Sunday, December 03, 2006

The toughest person on my Christmas list


We are pretty low on cash these days (translation: bordering on panic at our financial state), so we're trying to do Christmas frugally but while still enjoying the togetherness and joy, blah blah blah. We've had our tree up since October, actually (because that's when Tivoli visited and I always make her put it up), and I've almost finished all of our shopping, courtesy of a sharply curtailed list. All I really have left to do is provide our wish lists to my husband's family for their name draw, and for some reason this has me stymied. How is it possible that I am the hardest person for me to buy for? How is it possible that I am not correcting that atrocity of a sentence?

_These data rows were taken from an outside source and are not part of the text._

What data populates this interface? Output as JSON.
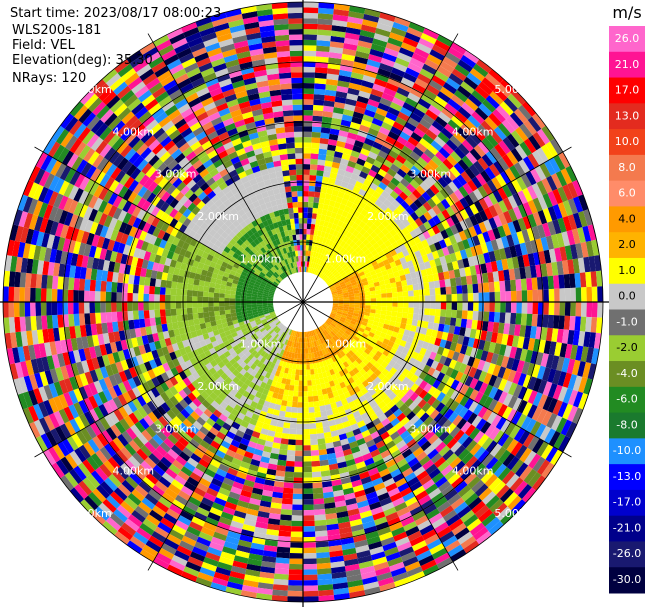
{
  "header": {
    "start_time": "Start time: 2023/08/17 08:00:23",
    "instrument": "WLS200s-181",
    "field": "Field: VEL",
    "elevation": "Elevation(deg): 35.30",
    "nrays": "NRays: 120"
  },
  "chart_data": {
    "type": "heatmap",
    "projection": "polar PPI",
    "range_ring_labels": [
      "1.00km",
      "2.00km",
      "3.00km",
      "4.00km",
      "5.00km"
    ],
    "range_rings_km": [
      1,
      2,
      3,
      4,
      5
    ],
    "colorbar": {
      "unit": "m/s",
      "ticks": [
        "26.0",
        "21.0",
        "17.0",
        "13.0",
        "10.0",
        "8.0",
        "6.0",
        "4.0",
        "2.0",
        "1.0",
        "0.0",
        "-1.0",
        "-2.0",
        "-4.0",
        "-6.0",
        "-8.0",
        "-10.0",
        "-13.0",
        "-17.0",
        "-21.0",
        "-26.0",
        "-30.0"
      ],
      "colors": [
        "#ff66cc",
        "#ff1493",
        "#ff0000",
        "#e32b1f",
        "#f2421a",
        "#f47a4e",
        "#ff8c69",
        "#ff9a00",
        "#ffb300",
        "#ffff00",
        "#c8c8c8",
        "#707070",
        "#9acd32",
        "#6b8e23",
        "#228b22",
        "#1a7a2e",
        "#1e90ff",
        "#0000ff",
        "#0000cd",
        "#00008b",
        "#191970",
        "#000040"
      ]
    }
  }
}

Truly, I am exhausted.

My friend very kindly made me buy some clothes for myself last week (and none too soon, as the hem is ripping out of one of my two pairs of yoga pants, and the world does not need to see me naked these days), but that was the first time in ages that I've bought something for myself. All I can think of that I want is cloth diapers and yarn to make things for the kids. When did I become this person who doesn't want anything? It's very strange. All I buy for myself is food, and I buy altogether too much of that. I need to start channeling some of my eating money and energy into a healthier hobby. Like exercising. HA. My doctor actually asked me at my annual physical the other day if I've been exercising regularly. I guess my physique fooled him. I'm cracking myself up. The dumb shit even has twins himself, and still asked if I'm exercising. I'm barely breathing these days, I'm so beat. Idiot.

But back on topic - what the hell do I want for $40? Any suggestions? Anyone who knows me better than I do?

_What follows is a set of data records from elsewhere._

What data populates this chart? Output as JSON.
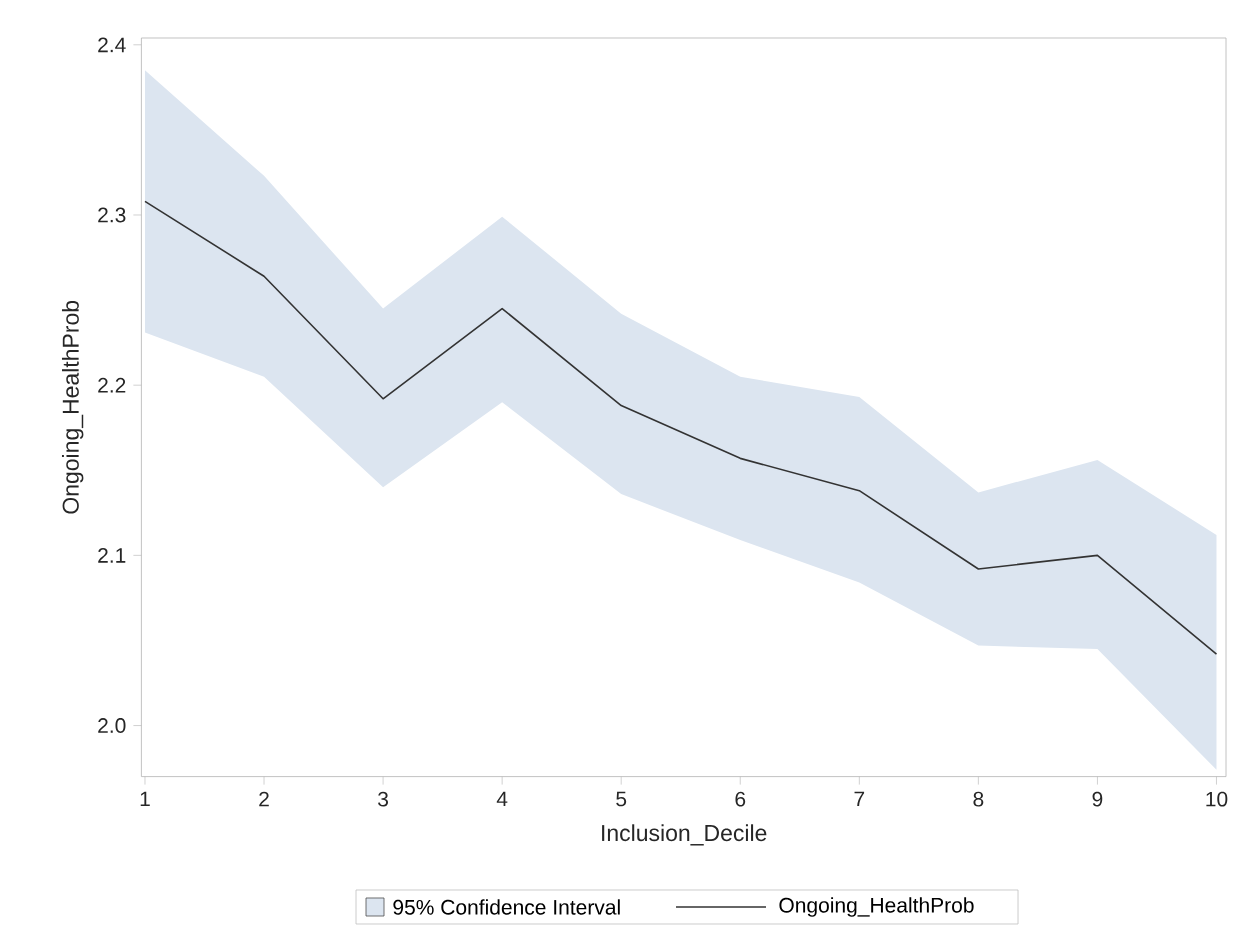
{
  "chart_data": {
    "type": "line",
    "xlabel": "Inclusion_Decile",
    "ylabel": "Ongoing_HealthProb",
    "x": [
      1,
      2,
      3,
      4,
      5,
      6,
      7,
      8,
      9,
      10
    ],
    "annotations": [
      "95% Confidence Interval"
    ],
    "series": [
      {
        "name": "Ongoing_HealthProb",
        "color": "#333333",
        "values": [
          2.308,
          2.264,
          2.192,
          2.245,
          2.188,
          2.157,
          2.138,
          2.092,
          2.1,
          2.042
        ],
        "lower": [
          2.231,
          2.205,
          2.14,
          2.19,
          2.136,
          2.109,
          2.084,
          2.047,
          2.045,
          1.974
        ],
        "upper": [
          2.385,
          2.323,
          2.245,
          2.299,
          2.242,
          2.205,
          2.193,
          2.137,
          2.156,
          2.112
        ]
      }
    ],
    "xlim": [
      0.97,
      10.08
    ],
    "ylim": [
      1.97,
      2.404
    ],
    "xticks": [
      1,
      2,
      3,
      4,
      5,
      6,
      7,
      8,
      9,
      10
    ],
    "yticks": [
      {
        "value": 2.0,
        "label": "2.0"
      },
      {
        "value": 2.1,
        "label": "2.1"
      },
      {
        "value": 2.2,
        "label": "2.2"
      },
      {
        "value": 2.3,
        "label": "2.3"
      },
      {
        "value": 2.4,
        "label": "2.4"
      }
    ],
    "legend": "bottom",
    "grid": false,
    "marker": "none",
    "line_style": "solid"
  }
}
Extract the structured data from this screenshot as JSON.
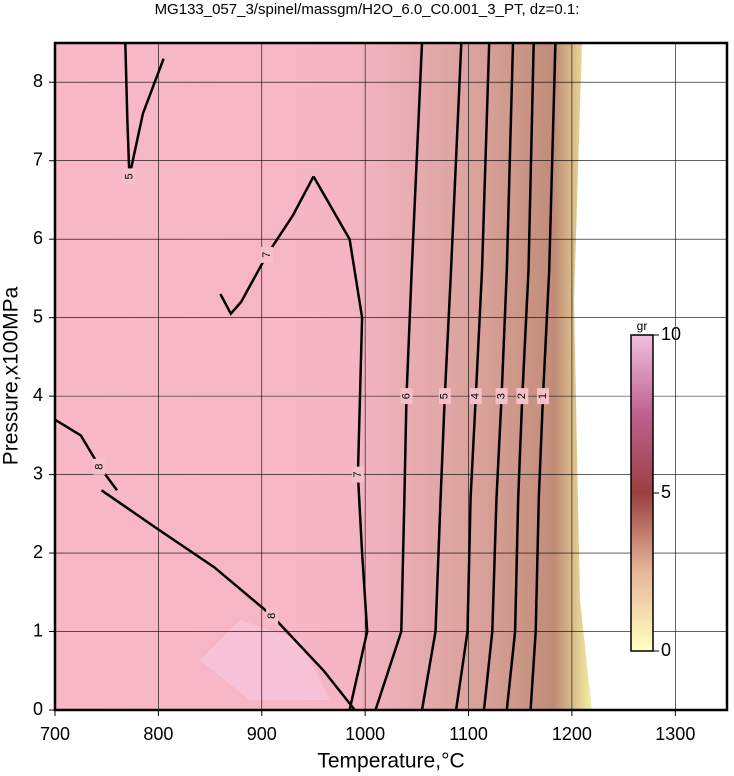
{
  "chart_data": {
    "type": "contour",
    "title": "MG133_057_3/spinel/massgm/H2O_6.0_C0.001_3_PT, dz=0.1:",
    "xlabel": "Temperature,°C",
    "ylabel": "Pressure,x100MPa",
    "xlim": [
      700,
      1350
    ],
    "ylim": [
      0,
      8.5
    ],
    "xticks": [
      700,
      800,
      900,
      1000,
      1100,
      1200,
      1300
    ],
    "yticks": [
      0,
      1,
      2,
      3,
      4,
      5,
      6,
      7,
      8
    ],
    "grid": true,
    "line_color": "#000000",
    "contours": [
      {
        "level": 6,
        "x": [
          1010,
          1035,
          1038,
          1040,
          1045,
          1055
        ],
        "y": [
          0,
          1,
          2.7,
          4,
          5.6,
          8.5
        ]
      },
      {
        "level": 5,
        "x": [
          1055,
          1068,
          1073,
          1077,
          1083,
          1093
        ],
        "y": [
          0,
          1,
          2.7,
          4,
          5.6,
          8.5
        ]
      },
      {
        "level": 4,
        "x": [
          1088,
          1099,
          1102,
          1107,
          1113,
          1120
        ],
        "y": [
          0,
          1,
          2.7,
          4,
          5.6,
          8.5
        ]
      },
      {
        "level": 3,
        "x": [
          1115,
          1123,
          1127,
          1132,
          1137,
          1143
        ],
        "y": [
          0,
          1,
          2.7,
          4,
          5.6,
          8.5
        ]
      },
      {
        "level": 2,
        "x": [
          1137,
          1145,
          1148,
          1152,
          1158,
          1163
        ],
        "y": [
          0,
          1,
          2.7,
          4,
          5.6,
          8.5
        ]
      },
      {
        "level": 1,
        "x": [
          1160,
          1165,
          1168,
          1172,
          1178,
          1184
        ],
        "y": [
          0,
          1,
          2.7,
          4,
          5.6,
          8.5
        ]
      },
      {
        "level": 7,
        "x": [
          950,
          985,
          997,
          995,
          993,
          997,
          1002,
          985
        ],
        "y": [
          6.8,
          6.0,
          5.0,
          4.0,
          3.0,
          2.0,
          1.0,
          0
        ]
      },
      {
        "level": 8,
        "x": [
          745,
          800,
          854,
          910,
          960,
          990
        ],
        "y": [
          2.8,
          2.3,
          1.82,
          1.2,
          0.5,
          0
        ]
      },
      {
        "level": 8,
        "x": [
          700,
          725,
          743,
          760
        ],
        "y": [
          3.7,
          3.5,
          3.1,
          2.8
        ]
      },
      {
        "level": 5,
        "x": [
          768,
          770,
          772,
          785,
          805
        ],
        "y": [
          8.5,
          7.5,
          6.8,
          7.6,
          8.3
        ]
      },
      {
        "level": 7,
        "x": [
          860,
          870,
          880,
          905,
          930,
          950
        ],
        "y": [
          5.3,
          5.05,
          5.2,
          5.8,
          6.3,
          6.8
        ]
      }
    ],
    "colorbar": {
      "label": "gr",
      "lim": [
        0,
        10
      ],
      "ticks": [
        0,
        5,
        10
      ],
      "colors": [
        "#ffffc0",
        "#e8b79a",
        "#9a4040",
        "#c06090",
        "#f0c0e0"
      ]
    }
  }
}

This really dull post took forfreakingever to type

Wow, I haven't posted in days, who knew? Does it help that I've written oodles of posts in my head? That I, in fact, already mentally wrote this one, with a catchy title I can not now remember, and pithy wittiness that now escapes me? Pithy is a goofy word, and makes me feel lispy when I say it. Pithy, pithy, pithy. Also, I can't type it properly - instead, I type "pity" each and every time and have to go back and edit. See, this is not the post I wrote earlier, as this one sort of sucks.

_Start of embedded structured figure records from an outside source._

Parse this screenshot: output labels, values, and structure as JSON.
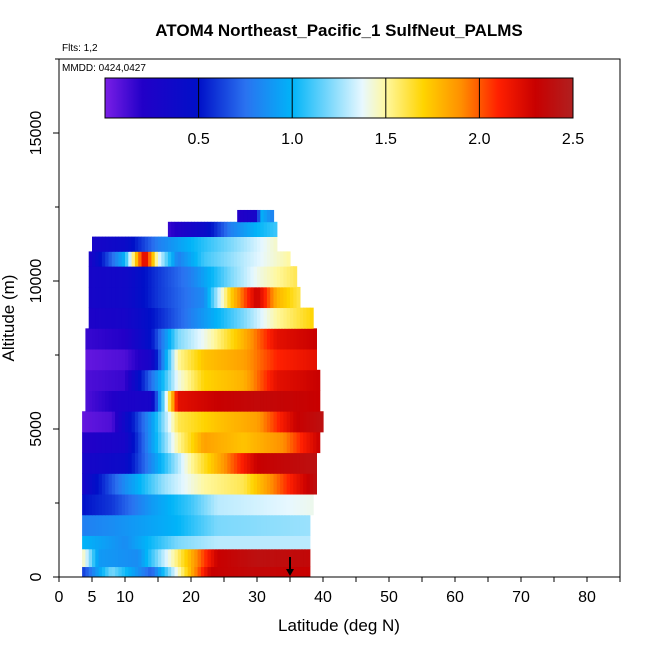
{
  "chart_data": {
    "type": "heatmap",
    "title": "ATOM4 Northeast_Pacific_1 SulfNeut_PALMS",
    "annotations": {
      "flights": "Flts: 1,2",
      "dates": "MMDD: 0424,0427"
    },
    "xlabel": "Latitude (deg N)",
    "ylabel": "Altitude (m)",
    "xlim": [
      0,
      85
    ],
    "ylim": [
      0,
      17500
    ],
    "xticks": [
      0,
      5,
      10,
      20,
      30,
      40,
      50,
      60,
      70,
      80
    ],
    "yticks": [
      0,
      5000,
      10000,
      15000
    ],
    "grid": false,
    "colorbar": {
      "range": [
        0,
        2.5
      ],
      "ticks": [
        0.5,
        1.0,
        1.5,
        2.0,
        2.5
      ],
      "tick_labels": [
        "0.5",
        "1.0",
        "1.5",
        "2.0",
        "2.5"
      ],
      "colors": [
        "#7a1ee6",
        "#2200c8",
        "#0010c8",
        "#2a72f0",
        "#00b4f8",
        "#e8f8ff",
        "#fff8a0",
        "#ffd400",
        "#ff9000",
        "#ff2000",
        "#c80000",
        "#b02020"
      ],
      "stops": [
        0,
        0.08,
        0.2,
        0.3,
        0.4,
        0.55,
        0.6,
        0.68,
        0.76,
        0.84,
        0.92,
        1
      ]
    },
    "marker": {
      "symbol": "down-arrow",
      "x": 35,
      "y": 0
    },
    "layers": [
      {
        "y": [
          0,
          350
        ],
        "x": [
          3.5,
          38
        ],
        "segments": [
          [
            3.5,
            0.6
          ],
          [
            8,
            1.2
          ],
          [
            14,
            0.7
          ],
          [
            20,
            1.8
          ],
          [
            23,
            2.3
          ],
          [
            29,
            2.35
          ],
          [
            38,
            2.3
          ]
        ]
      },
      {
        "y": [
          350,
          950
        ],
        "x": [
          3.5,
          38
        ],
        "segments": [
          [
            3.5,
            1.5
          ],
          [
            6,
            0.9
          ],
          [
            12,
            0.85
          ],
          [
            20,
            1.8
          ],
          [
            24,
            2.3
          ],
          [
            30,
            2.4
          ],
          [
            38,
            2.35
          ]
        ]
      },
      {
        "y": [
          950,
          1400
        ],
        "x": [
          3.5,
          38
        ],
        "segments": [
          [
            3.5,
            1.0
          ],
          [
            10,
            0.85
          ],
          [
            18,
            1.2
          ],
          [
            24,
            1.3
          ],
          [
            38,
            1.3
          ]
        ]
      },
      {
        "y": [
          1400,
          2100
        ],
        "x": [
          3.5,
          38
        ],
        "segments": [
          [
            3.5,
            0.8
          ],
          [
            8,
            0.85
          ],
          [
            18,
            1.0
          ],
          [
            24,
            1.2
          ],
          [
            38,
            1.25
          ]
        ]
      },
      {
        "y": [
          2100,
          2800
        ],
        "x": [
          3.5,
          38.5
        ],
        "segments": [
          [
            3.5,
            0.5
          ],
          [
            8,
            0.6
          ],
          [
            14,
            0.9
          ],
          [
            20,
            1.1
          ],
          [
            24,
            1.3
          ],
          [
            38.5,
            1.4
          ]
        ]
      },
      {
        "y": [
          2800,
          3500
        ],
        "x": [
          3.5,
          39
        ],
        "segments": [
          [
            3.5,
            0.3
          ],
          [
            10,
            0.85
          ],
          [
            16,
            1.25
          ],
          [
            22,
            1.5
          ],
          [
            28,
            1.6
          ],
          [
            39,
            2.4
          ]
        ]
      },
      {
        "y": [
          3500,
          4200
        ],
        "x": [
          3.5,
          39
        ],
        "segments": [
          [
            3.5,
            0.3
          ],
          [
            10,
            0.4
          ],
          [
            15,
            0.95
          ],
          [
            20,
            1.5
          ],
          [
            24,
            1.8
          ],
          [
            30,
            2.3
          ],
          [
            39,
            2.4
          ]
        ]
      },
      {
        "y": [
          4200,
          4900
        ],
        "x": [
          3.5,
          39.5
        ],
        "segments": [
          [
            3.5,
            0.2
          ],
          [
            10,
            0.3
          ],
          [
            14,
            0.9
          ],
          [
            18,
            1.5
          ],
          [
            22,
            1.85
          ],
          [
            28,
            1.75
          ],
          [
            34,
            1.9
          ],
          [
            39.5,
            2.3
          ]
        ]
      },
      {
        "y": [
          4900,
          5600
        ],
        "x": [
          3.5,
          40
        ],
        "segments": [
          [
            3.5,
            0.05
          ],
          [
            8,
            0.1
          ],
          [
            14,
            0.9
          ],
          [
            18,
            1.6
          ],
          [
            24,
            1.75
          ],
          [
            30,
            1.85
          ],
          [
            36,
            2.3
          ],
          [
            40,
            2.4
          ]
        ]
      },
      {
        "y": [
          5600,
          6300
        ],
        "x": [
          4,
          39.5
        ],
        "segments": [
          [
            4,
            0.1
          ],
          [
            10,
            0.25
          ],
          [
            14,
            0.3
          ],
          [
            18,
            2.2
          ],
          [
            24,
            2.3
          ],
          [
            30,
            2.35
          ],
          [
            39.5,
            2.3
          ]
        ]
      },
      {
        "y": [
          6300,
          7000
        ],
        "x": [
          4,
          39.5
        ],
        "segments": [
          [
            4,
            0.1
          ],
          [
            10,
            0.15
          ],
          [
            15,
            0.9
          ],
          [
            18,
            1.4
          ],
          [
            22,
            1.7
          ],
          [
            28,
            1.8
          ],
          [
            33,
            2.2
          ],
          [
            39.5,
            2.3
          ]
        ]
      },
      {
        "y": [
          7000,
          7700
        ],
        "x": [
          4,
          39
        ],
        "segments": [
          [
            4,
            0.05
          ],
          [
            10,
            0.1
          ],
          [
            14,
            0.3
          ],
          [
            18,
            1.5
          ],
          [
            22,
            1.75
          ],
          [
            28,
            1.85
          ],
          [
            33,
            2.1
          ],
          [
            39,
            2.2
          ]
        ]
      },
      {
        "y": [
          7700,
          8400
        ],
        "x": [
          4,
          39
        ],
        "segments": [
          [
            4,
            0.15
          ],
          [
            10,
            0.2
          ],
          [
            14,
            0.5
          ],
          [
            18,
            1.2
          ],
          [
            22,
            1.4
          ],
          [
            28,
            1.8
          ],
          [
            33,
            2.2
          ],
          [
            39,
            2.3
          ]
        ]
      },
      {
        "y": [
          8400,
          9100
        ],
        "x": [
          4.5,
          38.5
        ],
        "segments": [
          [
            4.5,
            0.25
          ],
          [
            10,
            0.3
          ],
          [
            15,
            0.55
          ],
          [
            22,
            0.9
          ],
          [
            28,
            1.2
          ],
          [
            33,
            1.5
          ],
          [
            38.5,
            1.7
          ]
        ]
      },
      {
        "y": [
          9100,
          9800
        ],
        "x": [
          4.5,
          36.5
        ],
        "segments": [
          [
            4.5,
            0.3
          ],
          [
            10,
            0.35
          ],
          [
            15,
            0.6
          ],
          [
            22,
            0.85
          ],
          [
            26,
            1.7
          ],
          [
            30,
            2.3
          ],
          [
            33,
            1.8
          ],
          [
            36.5,
            1.6
          ]
        ]
      },
      {
        "y": [
          9800,
          10500
        ],
        "x": [
          4.5,
          36
        ],
        "segments": [
          [
            4.5,
            0.3
          ],
          [
            10,
            0.35
          ],
          [
            15,
            0.6
          ],
          [
            20,
            0.8
          ],
          [
            26,
            1.2
          ],
          [
            30,
            1.4
          ],
          [
            36,
            1.6
          ]
        ]
      },
      {
        "y": [
          10500,
          11000
        ],
        "x": [
          4.5,
          35
        ],
        "segments": [
          [
            4.5,
            0.25
          ],
          [
            10,
            1.0
          ],
          [
            13,
            2.3
          ],
          [
            15,
            1.4
          ],
          [
            18,
            0.8
          ],
          [
            22,
            1.1
          ],
          [
            28,
            1.3
          ],
          [
            35,
            1.5
          ]
        ]
      },
      {
        "y": [
          11000,
          11500
        ],
        "x": [
          5,
          33
        ],
        "segments": [
          [
            5,
            0.3
          ],
          [
            10,
            0.4
          ],
          [
            15,
            0.8
          ],
          [
            20,
            1.0
          ],
          [
            26,
            1.2
          ],
          [
            33,
            1.45
          ]
        ]
      },
      {
        "y": [
          11500,
          12000
        ],
        "x": [
          16.5,
          33
        ],
        "segments": [
          [
            16.5,
            0.15
          ],
          [
            22,
            0.4
          ],
          [
            26,
            0.8
          ],
          [
            30,
            1.0
          ],
          [
            33,
            1.1
          ]
        ]
      },
      {
        "y": [
          12000,
          12400
        ],
        "x": [
          27,
          32.5
        ],
        "segments": [
          [
            27,
            0.2
          ],
          [
            30,
            0.3
          ],
          [
            30.5,
            1.0
          ],
          [
            32.5,
            0.8
          ]
        ]
      }
    ]
  }
}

I'm still on the loopier end of sleep deprived. The Geneva Convention definitely does not permit this kind of torture (or at least it did not before the current administration decided it doesn't so much apply to us), and I think someone should come charge my twins with war crimes. I had a couple better nights, but last night was the worst yet, and I have not even the slightest thought of getting dressed or trying to operate heavy machinery today. I did foolishly undertake a redesign of my boys' room, since my husband is here to help, and I have two smashed fingers to show for it. I am also planning to roast a chicken later (my dreams are lofty), and I just know I'm going to end up burning the crap out of myself. I'm clumsy enough without being exhausted, and I'm at the stage now where I can't remember which conversations I've had in real life versus those in dreams, I'm jumpy and paranoid, and I'm seeing colorful spots. And apparently I really can not type, as I've had to use the backspace more than the letter keys during this post. It's really annoying the crap out of me, so I'm going to stop writing now.